Since it was introduced in November 1999, I have found that XSLT, the XSL Transformations language, is one of the most useful (if not the most useful) tools you can use to manipulate XML documents. Many available APIs and tools work with XML documents from Java or other languages, and I have used many of them in different projects, but cannot recall an XML project that did not use at least some XSLT.
It should come as no surprise, then, that I have followed the development of XSLT 2.0 with great interest. XSLT is a powerful language, sophisticated enough to handle even the most complex manipulation, but it is also very verbose and that makes it more difficult to debug and maintain large stylesheets. The W3C hopes to address this, and other problems, when it releases two languages: XSLT 2.0 and XQuery 1.0. This article compares the two upcoming languages and provides some pointers on how best to use them.
As of this writing, XSLT 2.0 and XQuery 1.0 are at Candidate Release status, which is W3C jargon for a standard soon to be adopted. How soon? It depends on the review process.
By design, XSLT 2.0 and XQuery 1.0 have a lot in common. Both languages are based on the same foundation: XPath 2.0. Both languages are intended to manipulate XML documents. Both languages borrow from the script concept of using interpreted language for simple tasks. In practice, you could use either language to achieve a given result. One is not more powerful than the other.
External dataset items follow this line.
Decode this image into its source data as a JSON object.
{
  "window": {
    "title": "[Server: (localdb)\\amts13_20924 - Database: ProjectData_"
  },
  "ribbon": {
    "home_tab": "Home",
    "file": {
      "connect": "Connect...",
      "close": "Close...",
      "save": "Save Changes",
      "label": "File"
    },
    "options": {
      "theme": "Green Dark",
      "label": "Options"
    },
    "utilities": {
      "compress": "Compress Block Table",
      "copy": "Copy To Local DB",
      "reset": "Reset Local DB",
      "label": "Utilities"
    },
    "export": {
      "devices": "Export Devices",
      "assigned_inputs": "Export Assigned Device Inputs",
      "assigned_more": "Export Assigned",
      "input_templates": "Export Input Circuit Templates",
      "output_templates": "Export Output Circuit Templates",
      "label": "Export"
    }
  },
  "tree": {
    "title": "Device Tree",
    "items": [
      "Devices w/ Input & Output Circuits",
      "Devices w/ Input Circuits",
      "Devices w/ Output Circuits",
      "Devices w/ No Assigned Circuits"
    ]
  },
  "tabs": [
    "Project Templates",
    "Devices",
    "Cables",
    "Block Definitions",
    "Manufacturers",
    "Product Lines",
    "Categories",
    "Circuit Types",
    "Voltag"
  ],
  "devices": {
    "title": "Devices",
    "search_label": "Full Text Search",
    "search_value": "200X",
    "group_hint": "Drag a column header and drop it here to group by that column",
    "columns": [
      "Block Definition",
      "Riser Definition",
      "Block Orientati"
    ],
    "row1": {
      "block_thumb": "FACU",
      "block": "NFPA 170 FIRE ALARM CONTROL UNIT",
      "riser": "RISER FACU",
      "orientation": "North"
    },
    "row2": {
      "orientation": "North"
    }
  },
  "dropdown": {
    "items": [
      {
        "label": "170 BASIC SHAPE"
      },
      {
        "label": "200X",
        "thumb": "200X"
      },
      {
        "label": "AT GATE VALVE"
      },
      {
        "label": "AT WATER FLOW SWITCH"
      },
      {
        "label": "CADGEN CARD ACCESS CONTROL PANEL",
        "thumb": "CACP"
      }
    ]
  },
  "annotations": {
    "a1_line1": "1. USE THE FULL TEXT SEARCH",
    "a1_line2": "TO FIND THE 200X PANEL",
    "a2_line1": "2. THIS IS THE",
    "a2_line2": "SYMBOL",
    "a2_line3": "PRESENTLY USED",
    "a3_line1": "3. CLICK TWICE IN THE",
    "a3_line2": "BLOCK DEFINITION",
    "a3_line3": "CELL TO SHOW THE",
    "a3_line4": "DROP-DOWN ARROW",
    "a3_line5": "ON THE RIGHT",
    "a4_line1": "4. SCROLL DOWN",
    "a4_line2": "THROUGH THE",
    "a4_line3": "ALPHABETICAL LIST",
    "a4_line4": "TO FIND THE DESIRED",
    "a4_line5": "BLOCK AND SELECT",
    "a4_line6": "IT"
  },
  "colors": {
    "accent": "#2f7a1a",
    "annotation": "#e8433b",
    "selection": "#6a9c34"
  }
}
And yet, each language has a distinct personality. I suspect that, depending on the task at hand, and maybe depending on your personality, you might be more at ease with one or the other, so it is worth learning about them.
The remainder of this article sheds some light on the commonality and uniqueness of each language so you can choose the one that fits both your style and the tasks you are working on.
Let's start at the beginning: XPath 2.0. XSLT always has been two languages packaged as one: the XPath language and the XSLT itself. XPath is the language you use to query elements, for example, in select attributes, or to specify template matches (the match attribute in XSLT). The XSLT language proper is the language used to specify the results of the transformation with instructions like xsl:apply-templates, xsl:value-of, and xsl:for-each.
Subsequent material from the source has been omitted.